Also known as Princess Rosebud! MIDlifestyle blog. Mom of Professor Angel Boy and Grandma to Angel Boy 2.0 and Angel Girl 2.0. Love to camp and hike. I've been in a few films, am obsessed with seashells, sea glass, and rocks; gardening and baking, Hello Kitty, Chanel, Leon Russell, and anything sparkly. Veg since 1970 and an ardent animal activist forever. Fashionista...veganista...animal activista. I'm still trying to find the perfect shoe!

What’s Your Sign?

We used to ask that a lot, do you remember? 

OK, I’ll go first.

I’m a Taurus through and through. If you look up almost any description of Taurus the Bull, you’ll be able to suss out most of my personality traits.

A Taurus is born between April 20 and May 20. Taurus is the second of the twelve astrological signs and is represented by the bull constellation. Of the four zodiac elements (air, earth, fire, and water), Taurus is an Earth sign, which kinda makes sense to me ‘cos I love to garden and play in the dirt.

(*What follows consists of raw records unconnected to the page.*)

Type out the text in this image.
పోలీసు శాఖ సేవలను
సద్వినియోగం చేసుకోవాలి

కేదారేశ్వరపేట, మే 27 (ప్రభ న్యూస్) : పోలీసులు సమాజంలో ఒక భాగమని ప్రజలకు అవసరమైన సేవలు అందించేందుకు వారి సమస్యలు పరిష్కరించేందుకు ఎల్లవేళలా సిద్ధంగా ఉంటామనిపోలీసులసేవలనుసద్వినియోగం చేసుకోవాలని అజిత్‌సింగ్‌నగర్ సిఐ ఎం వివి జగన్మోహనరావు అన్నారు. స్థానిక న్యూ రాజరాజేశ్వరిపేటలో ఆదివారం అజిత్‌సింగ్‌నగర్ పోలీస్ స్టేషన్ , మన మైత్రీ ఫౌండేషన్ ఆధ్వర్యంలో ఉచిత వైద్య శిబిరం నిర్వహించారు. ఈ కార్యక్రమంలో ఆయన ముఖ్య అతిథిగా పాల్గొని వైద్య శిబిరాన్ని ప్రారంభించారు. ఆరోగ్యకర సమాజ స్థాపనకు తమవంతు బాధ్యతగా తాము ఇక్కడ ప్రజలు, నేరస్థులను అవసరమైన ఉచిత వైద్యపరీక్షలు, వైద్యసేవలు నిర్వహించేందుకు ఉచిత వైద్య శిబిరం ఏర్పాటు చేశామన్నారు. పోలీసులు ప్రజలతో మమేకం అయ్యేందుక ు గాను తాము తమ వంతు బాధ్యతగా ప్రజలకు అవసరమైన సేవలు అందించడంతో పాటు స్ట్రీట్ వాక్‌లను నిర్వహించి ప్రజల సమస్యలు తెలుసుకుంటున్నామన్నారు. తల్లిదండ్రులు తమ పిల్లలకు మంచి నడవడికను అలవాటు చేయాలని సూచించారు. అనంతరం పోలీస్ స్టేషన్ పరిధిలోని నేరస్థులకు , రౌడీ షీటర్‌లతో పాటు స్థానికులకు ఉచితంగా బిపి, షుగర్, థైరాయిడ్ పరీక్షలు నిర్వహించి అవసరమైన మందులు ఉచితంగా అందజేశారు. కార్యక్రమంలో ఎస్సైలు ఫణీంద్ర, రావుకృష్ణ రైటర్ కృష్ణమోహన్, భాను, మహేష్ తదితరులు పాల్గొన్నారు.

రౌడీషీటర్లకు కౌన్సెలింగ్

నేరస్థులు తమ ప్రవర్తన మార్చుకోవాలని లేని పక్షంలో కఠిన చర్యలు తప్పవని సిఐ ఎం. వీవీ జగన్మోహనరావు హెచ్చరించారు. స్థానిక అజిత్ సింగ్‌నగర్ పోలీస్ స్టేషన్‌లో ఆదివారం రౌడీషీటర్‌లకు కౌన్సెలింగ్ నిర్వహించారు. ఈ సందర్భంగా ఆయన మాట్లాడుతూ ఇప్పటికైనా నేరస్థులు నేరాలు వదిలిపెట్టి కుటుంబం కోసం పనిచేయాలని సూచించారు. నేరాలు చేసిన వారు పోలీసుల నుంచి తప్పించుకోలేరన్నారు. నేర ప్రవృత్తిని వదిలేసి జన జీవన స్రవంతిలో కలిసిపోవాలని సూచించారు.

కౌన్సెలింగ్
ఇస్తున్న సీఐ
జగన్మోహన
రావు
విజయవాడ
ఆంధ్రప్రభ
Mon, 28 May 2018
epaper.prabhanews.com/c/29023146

Collectively, Earth signs are practical, stoic, and determined. We Taureans are known for our tenacity, but there’s more to me than that… we’re a bit of dark horse. Ruled by the planet Venus, we share her traits of beauty, artistry, and a love for luxury and comfort. (Soooo true.)

Taureans are considered to be the anchor of the zodiac. That fixed modality means that we love our stability and find comfort in consistency.

With Venus (the goddess of love) as our dominant planet, we won’t shy away from romance. If a Taurus has chosen you, our loyal, genuine nature means we’re in it for the long haul. We are devoted and trustworthy and loving and faithful and dependable and have a highly developed sense of integrity and self respect. 

Taureans aren’t fond of authority (SOOO TRUE!) and might challenge a teacher or professor (or cop) whom they believe is wrong about something or just wasting their time. You know that one student in class who’s always challenging the professor? Probably a Taurus.

Above all else, people born under the Taurus sign value honesty.

Taureans, like the bull that represents them, are known to be intelligent, dependable, hardworking, dedicated, and stubborn (teehee).

I’m sure we Taureans have a few shadowy negative traits, but I’m only focusing on the positive ones here.

Did you know that Mark Zuckerberg and Queen Elizabeth are both Taureans? For me, the best part of being a May baby is that every seven years, my birthday falls on Mother’s Day, so I get to celebrate my birth along with the joy being mom to the original Angel Boy.

What’s YOUR sign?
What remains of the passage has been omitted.